Latest Wright’s Writing Post

My beautiful and talented wife has another entry in her bounteous supply of advice and tips to writers and would-be writers.

http://arhyalon.livejournal.com/94453.html

One advantage of being married to a authoress / editrix is that when I am out of ideas for my novel (which is frequently) she is fruitful with ideas to make up the defect.

She speaks here of what she called the "two strings technique" which is, in every character have a personality trait that goes against the grain of all his other traits, in every scene have each event trail side-effects that increase the tension, have every solution foreshadow a next and deeper problem.

Even in role playing games (for those of you who serve as dungeon-masters but not out of modules) drama can be increased merely by making sure each character has two things in his life that contradict. This is particularly easy to do in something like WORLD OF DARKNESS or DICELESS AMBER, where plot-conflict is built into the structure of the game. It is simple. Have the player character be assigned by King Oberon to guard the Grand Pattern of Amber or something. Merely having the player-character be told by his mother, Princess Fiona, that she will blow his brains out through the back of his skull by sheer psionic willpower if he does not cooperate in smuggling his half-brother Judas past the dungeon guards and onto the pattern: and then be told by his father Prince Benedict to expect sudden death via swordblow at his hands (one metal, one flesh) if anyone — but especially that bastard Judas son of Caine whom Benedict has particular cause to hate — sneaks past the guardpost and onto the pattern. Then have both parents warn him not to tell anyone that they are secretly married, such incest being strictly against Oberon’s law. Then have Caine visit the character on a moonless night and start asking prying questions about his parentage.

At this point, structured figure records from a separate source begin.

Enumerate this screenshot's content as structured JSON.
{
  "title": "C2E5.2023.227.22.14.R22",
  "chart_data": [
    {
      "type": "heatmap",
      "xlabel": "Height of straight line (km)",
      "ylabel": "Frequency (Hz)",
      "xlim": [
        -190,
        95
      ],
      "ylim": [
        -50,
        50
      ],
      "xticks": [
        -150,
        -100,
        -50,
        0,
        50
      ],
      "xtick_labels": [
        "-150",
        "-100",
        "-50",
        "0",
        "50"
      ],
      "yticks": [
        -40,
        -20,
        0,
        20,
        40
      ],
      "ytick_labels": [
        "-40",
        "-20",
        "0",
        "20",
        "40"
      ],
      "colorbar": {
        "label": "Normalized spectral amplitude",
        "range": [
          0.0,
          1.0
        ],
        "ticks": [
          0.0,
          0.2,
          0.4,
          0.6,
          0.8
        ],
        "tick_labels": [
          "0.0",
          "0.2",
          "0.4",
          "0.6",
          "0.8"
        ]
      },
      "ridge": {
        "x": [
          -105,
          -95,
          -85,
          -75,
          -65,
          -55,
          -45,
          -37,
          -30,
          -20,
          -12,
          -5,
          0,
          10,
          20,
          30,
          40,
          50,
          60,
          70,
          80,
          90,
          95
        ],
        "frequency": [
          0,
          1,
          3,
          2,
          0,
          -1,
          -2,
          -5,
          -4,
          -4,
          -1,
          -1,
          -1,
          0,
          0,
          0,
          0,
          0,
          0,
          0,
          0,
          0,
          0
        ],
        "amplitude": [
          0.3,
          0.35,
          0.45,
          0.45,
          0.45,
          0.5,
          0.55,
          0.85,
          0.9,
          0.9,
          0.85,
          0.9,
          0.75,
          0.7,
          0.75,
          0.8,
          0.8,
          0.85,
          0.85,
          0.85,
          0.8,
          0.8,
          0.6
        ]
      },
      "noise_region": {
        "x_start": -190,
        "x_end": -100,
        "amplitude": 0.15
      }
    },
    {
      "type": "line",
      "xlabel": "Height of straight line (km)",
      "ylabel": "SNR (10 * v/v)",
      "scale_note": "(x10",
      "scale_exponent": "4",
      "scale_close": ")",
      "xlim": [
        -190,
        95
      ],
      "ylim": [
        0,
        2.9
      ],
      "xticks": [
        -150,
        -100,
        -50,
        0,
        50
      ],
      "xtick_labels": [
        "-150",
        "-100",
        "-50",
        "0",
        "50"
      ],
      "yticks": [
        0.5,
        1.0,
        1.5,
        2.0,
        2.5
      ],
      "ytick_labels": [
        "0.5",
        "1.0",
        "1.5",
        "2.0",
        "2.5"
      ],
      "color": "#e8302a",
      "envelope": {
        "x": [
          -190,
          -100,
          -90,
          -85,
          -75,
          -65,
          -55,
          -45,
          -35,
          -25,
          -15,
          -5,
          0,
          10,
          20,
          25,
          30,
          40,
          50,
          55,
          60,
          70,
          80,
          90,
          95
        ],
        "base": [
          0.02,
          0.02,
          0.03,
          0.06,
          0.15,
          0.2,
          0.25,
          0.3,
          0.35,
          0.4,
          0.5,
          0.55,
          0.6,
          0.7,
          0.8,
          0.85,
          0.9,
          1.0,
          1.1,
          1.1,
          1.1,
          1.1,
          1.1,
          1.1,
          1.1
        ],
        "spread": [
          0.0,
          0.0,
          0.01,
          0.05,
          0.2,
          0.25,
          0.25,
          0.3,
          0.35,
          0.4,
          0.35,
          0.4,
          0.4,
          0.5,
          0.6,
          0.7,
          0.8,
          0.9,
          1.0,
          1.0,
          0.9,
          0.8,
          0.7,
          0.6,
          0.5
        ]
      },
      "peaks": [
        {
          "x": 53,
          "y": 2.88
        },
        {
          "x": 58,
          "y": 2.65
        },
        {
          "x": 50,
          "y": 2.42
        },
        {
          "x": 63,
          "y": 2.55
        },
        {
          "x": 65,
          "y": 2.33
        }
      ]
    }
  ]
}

You see how it works.

Of book, characters in books can be put under a lot more pressure than role-playing players, and their two (or more) plot threads can pull them more vehemently in opposite directions, because book characters cannot up and quit the game when it gets discouraging. "OK, you are playing Frodo! You have a magical treasure of epic power! Your mission is to destroy it! And the only place to destroy it is the Dark Land, a landscape which looks like its partway terraformed to match the surface conditions of planet Venus! And the Dark Land is guarded by hordes of Turks and goblins, giant spiders, and deathless wraith-kings, and their Sultan is an archangel of Hell, who is disembodied, invisible, malign, and is also a necromancer — and he can attack your mind from here. Boromir betrays you! He is twice as tall as you and nine times as strong. Roll your saving throw!"